She Shares – Penny’s Story

I was hit with the shock

Finding out that I had Adult ADHD has been the most liberating thing ever.  When I was first told last year, it took a while for me to understand how beneficial this news was because initially I was hit with the shock that I have a brain disorder, but as time has passed, I can’t believe how much i know and understand myself because if it.

Unable to recognise myself a lot of the time and that scared me

When I first found out I had ADHD, it was because i wanted to talk about why I was feeling so odd. I went to a doctor because i assumed my hormones were changing and felt i needed advice on how to manage them. I have always been a very sensitive person, but i was waking up blank and almost numb some days which made me question my character a lot. I had days where i was so demotivated that i felt my passion was fake and suffered from crazy anxiety that I felt I wasn’t able to control. I started feeling like a broken record praying about certain things I needed support with because I always felt like i could and should be pushing myself harder so that I could be better yet didn’t ever get round to it despite how strong the desire was. I was unable to recognise myself a lot of the time and that scared me.

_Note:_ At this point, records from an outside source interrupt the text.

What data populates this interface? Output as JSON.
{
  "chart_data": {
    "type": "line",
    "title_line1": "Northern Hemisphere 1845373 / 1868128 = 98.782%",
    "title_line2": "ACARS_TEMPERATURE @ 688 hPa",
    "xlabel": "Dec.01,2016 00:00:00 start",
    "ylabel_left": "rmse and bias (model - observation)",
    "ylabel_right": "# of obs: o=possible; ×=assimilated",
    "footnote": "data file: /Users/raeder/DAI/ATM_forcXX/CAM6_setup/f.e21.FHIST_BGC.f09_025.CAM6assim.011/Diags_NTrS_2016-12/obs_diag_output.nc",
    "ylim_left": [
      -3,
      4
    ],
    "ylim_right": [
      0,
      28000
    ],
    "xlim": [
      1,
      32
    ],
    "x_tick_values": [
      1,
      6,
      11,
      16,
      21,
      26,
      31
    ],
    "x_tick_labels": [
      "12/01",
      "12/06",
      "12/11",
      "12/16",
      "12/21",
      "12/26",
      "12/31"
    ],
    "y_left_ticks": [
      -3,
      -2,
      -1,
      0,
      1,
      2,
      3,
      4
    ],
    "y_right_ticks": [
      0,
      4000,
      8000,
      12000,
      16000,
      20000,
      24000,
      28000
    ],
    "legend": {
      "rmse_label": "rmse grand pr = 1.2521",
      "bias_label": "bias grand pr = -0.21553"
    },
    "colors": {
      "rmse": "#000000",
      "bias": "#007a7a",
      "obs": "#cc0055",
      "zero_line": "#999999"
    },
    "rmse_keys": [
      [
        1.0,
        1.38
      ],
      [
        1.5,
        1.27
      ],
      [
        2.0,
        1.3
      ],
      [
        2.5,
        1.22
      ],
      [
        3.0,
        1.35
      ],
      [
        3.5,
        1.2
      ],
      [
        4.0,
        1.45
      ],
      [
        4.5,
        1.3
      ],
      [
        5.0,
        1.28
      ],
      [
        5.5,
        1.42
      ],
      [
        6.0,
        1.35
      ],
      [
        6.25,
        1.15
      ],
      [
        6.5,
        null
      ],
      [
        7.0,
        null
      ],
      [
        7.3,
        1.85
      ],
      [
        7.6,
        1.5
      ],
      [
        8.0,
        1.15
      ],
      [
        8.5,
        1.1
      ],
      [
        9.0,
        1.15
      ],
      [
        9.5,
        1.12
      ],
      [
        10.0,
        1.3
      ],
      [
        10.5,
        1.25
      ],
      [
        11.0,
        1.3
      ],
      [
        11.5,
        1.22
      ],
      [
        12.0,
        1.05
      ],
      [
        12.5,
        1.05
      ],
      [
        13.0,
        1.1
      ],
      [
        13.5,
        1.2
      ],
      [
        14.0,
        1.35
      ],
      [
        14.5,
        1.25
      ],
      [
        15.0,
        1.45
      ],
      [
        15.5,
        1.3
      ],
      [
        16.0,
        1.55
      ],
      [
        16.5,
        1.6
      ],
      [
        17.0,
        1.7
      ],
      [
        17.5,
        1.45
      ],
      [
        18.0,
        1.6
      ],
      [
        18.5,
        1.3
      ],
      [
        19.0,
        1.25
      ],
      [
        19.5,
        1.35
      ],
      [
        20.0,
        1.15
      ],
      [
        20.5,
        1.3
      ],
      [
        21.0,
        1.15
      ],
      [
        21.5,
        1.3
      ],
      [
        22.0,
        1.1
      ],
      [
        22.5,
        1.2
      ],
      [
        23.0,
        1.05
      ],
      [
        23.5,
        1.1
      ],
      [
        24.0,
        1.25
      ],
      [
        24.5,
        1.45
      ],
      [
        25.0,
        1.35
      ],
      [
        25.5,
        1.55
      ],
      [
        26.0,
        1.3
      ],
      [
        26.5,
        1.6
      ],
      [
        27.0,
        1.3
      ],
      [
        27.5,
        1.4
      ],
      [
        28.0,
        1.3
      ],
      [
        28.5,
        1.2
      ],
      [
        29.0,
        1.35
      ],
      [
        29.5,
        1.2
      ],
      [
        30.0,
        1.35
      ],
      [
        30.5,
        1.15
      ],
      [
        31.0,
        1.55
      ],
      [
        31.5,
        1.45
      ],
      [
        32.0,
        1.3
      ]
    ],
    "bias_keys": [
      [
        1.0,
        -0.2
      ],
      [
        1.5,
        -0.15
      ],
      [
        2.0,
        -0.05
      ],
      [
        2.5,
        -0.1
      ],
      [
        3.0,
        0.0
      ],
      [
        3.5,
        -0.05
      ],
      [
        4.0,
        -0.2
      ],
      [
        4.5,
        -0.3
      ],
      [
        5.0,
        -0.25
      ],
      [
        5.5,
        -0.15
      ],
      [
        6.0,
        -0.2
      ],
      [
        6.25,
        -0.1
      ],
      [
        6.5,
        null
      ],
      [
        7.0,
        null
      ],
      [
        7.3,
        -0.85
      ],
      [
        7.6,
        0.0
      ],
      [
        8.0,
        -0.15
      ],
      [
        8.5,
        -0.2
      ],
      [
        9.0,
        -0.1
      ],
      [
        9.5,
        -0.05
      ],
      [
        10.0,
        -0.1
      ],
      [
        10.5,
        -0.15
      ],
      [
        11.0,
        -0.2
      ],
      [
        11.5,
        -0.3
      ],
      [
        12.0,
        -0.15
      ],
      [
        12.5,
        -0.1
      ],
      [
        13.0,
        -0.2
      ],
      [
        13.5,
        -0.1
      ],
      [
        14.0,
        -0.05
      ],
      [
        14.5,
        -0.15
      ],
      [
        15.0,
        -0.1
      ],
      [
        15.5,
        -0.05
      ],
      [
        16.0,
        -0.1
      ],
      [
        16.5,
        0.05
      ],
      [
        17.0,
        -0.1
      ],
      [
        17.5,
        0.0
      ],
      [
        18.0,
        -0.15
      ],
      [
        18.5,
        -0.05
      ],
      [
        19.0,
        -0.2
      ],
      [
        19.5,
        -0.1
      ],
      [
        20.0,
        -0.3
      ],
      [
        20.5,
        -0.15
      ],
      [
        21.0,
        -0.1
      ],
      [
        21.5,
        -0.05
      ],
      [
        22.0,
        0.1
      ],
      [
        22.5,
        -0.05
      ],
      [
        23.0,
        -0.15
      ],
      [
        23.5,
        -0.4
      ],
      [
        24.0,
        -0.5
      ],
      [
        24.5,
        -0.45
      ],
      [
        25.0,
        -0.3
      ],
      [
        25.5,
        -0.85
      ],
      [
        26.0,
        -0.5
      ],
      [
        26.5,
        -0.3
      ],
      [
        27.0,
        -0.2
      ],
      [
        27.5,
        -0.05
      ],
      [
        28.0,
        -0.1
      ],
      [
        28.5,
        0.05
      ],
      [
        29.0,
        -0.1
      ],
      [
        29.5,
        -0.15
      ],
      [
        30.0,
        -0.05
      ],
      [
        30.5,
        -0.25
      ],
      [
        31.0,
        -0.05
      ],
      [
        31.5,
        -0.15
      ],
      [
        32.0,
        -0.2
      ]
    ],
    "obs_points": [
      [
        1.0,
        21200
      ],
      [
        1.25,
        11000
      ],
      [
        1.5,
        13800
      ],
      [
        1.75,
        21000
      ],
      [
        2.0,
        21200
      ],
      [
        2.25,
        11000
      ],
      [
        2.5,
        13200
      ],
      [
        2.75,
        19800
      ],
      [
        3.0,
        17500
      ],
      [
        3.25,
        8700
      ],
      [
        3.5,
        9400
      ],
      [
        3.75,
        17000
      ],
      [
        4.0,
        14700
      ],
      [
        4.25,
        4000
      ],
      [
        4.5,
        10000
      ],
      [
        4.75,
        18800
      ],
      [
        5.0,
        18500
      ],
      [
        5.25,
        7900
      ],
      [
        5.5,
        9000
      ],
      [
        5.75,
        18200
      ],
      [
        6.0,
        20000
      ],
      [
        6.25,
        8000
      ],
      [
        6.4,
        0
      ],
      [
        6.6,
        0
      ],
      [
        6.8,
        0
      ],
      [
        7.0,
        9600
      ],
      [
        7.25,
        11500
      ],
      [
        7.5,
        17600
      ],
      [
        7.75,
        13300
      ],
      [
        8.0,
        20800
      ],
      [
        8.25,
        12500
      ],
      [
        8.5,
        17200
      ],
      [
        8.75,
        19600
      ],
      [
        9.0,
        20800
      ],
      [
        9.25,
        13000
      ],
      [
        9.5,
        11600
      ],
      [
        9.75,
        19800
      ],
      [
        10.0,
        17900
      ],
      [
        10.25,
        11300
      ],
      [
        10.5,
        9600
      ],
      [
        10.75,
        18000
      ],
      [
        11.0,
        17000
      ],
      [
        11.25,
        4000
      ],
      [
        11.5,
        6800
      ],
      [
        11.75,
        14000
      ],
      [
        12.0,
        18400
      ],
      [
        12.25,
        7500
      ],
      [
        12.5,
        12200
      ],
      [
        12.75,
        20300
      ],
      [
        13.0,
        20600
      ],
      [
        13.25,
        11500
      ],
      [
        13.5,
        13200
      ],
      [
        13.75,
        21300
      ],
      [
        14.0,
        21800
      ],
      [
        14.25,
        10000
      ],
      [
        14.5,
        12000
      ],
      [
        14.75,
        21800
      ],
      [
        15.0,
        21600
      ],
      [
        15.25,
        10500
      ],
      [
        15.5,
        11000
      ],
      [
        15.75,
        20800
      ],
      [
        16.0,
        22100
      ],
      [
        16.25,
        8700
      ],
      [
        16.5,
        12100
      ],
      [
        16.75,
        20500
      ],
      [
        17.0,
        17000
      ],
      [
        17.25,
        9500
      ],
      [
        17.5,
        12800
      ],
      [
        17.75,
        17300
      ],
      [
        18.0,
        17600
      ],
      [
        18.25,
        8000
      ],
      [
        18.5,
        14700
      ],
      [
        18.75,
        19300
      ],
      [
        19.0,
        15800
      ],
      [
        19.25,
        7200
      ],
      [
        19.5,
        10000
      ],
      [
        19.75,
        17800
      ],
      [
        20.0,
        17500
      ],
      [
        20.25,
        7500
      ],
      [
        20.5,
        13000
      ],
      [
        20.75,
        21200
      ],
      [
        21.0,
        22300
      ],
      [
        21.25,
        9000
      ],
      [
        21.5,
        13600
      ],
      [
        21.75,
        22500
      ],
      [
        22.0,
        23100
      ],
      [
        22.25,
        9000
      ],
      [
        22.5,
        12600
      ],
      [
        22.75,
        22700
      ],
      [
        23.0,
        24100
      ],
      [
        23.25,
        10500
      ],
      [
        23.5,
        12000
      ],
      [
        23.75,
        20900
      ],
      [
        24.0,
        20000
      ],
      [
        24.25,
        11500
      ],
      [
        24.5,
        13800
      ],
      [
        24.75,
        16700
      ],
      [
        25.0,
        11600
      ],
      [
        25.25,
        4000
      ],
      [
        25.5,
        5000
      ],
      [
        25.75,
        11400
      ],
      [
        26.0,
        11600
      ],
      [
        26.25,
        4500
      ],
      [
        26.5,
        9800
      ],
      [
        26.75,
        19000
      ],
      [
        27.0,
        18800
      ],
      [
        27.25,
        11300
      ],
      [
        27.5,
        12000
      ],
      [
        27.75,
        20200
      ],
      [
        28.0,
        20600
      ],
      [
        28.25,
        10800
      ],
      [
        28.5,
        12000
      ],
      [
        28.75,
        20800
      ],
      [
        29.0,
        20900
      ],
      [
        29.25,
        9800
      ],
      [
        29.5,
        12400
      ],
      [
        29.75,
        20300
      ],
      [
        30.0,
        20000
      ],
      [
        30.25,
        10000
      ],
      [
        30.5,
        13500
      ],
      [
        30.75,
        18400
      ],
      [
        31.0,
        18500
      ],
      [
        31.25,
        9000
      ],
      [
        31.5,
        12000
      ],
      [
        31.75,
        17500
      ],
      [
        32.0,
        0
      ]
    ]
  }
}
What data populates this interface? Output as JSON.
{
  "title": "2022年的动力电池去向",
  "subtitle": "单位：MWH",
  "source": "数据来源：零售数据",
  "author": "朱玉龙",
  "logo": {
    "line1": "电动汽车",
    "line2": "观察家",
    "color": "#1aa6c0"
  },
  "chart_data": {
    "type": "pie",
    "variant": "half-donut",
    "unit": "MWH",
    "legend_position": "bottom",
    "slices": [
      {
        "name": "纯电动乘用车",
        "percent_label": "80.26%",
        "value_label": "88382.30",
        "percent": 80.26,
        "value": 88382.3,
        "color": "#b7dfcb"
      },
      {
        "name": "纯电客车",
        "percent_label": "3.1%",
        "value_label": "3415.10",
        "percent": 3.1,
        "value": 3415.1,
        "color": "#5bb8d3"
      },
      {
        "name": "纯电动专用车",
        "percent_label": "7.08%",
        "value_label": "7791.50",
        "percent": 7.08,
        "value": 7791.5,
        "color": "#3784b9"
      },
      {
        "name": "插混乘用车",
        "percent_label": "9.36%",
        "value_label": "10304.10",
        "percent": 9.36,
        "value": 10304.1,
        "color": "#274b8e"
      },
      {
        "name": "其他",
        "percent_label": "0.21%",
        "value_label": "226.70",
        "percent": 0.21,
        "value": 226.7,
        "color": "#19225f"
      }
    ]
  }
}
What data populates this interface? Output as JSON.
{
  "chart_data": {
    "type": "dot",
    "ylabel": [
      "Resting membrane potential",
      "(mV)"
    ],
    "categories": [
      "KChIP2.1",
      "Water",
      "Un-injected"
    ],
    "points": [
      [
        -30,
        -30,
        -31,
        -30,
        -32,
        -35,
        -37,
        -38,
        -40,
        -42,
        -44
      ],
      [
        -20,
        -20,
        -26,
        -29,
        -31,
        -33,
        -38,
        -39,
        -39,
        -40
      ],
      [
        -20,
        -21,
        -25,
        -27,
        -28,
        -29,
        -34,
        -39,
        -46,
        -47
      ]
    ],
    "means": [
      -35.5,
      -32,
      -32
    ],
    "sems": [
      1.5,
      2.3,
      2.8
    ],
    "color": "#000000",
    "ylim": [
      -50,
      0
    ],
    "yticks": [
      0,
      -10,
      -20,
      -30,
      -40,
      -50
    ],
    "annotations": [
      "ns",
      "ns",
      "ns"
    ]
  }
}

I stopped judging and punishing myself for things that i didn’t understand

Because I didn’t like the idea of mental health medication, I did a lot of research into how to manage ADHD naturally and in doing so, learnt so much about the condition and myself. I had no idea what ADHD was before this and all of my ideas of what it might be were wrong so not only was it interesting to learn about something new but i was understanding so many layers to my personality that i had no idea were connected to it. I stopped judging and punishing myself for things that i didn’t understand and i started to really appreciate my differences and the weird yet wonderful way my brain works. I still have so much to learn but I am just so grateful for how clear my head is (most days lol) I still have off days but i now know why they happen and can keep an eye on my triggers so i am not being my own worst enemy.

Learn to love your brain. It’s actually pretty awesome!!!

ADHD is not a bad thing at all, it only feels bad when it is not managed well so if you know anyone who had ADHD or if you feel you do yourself, please look into the condition and learn to love your brain. It’s actually pretty awesome!!!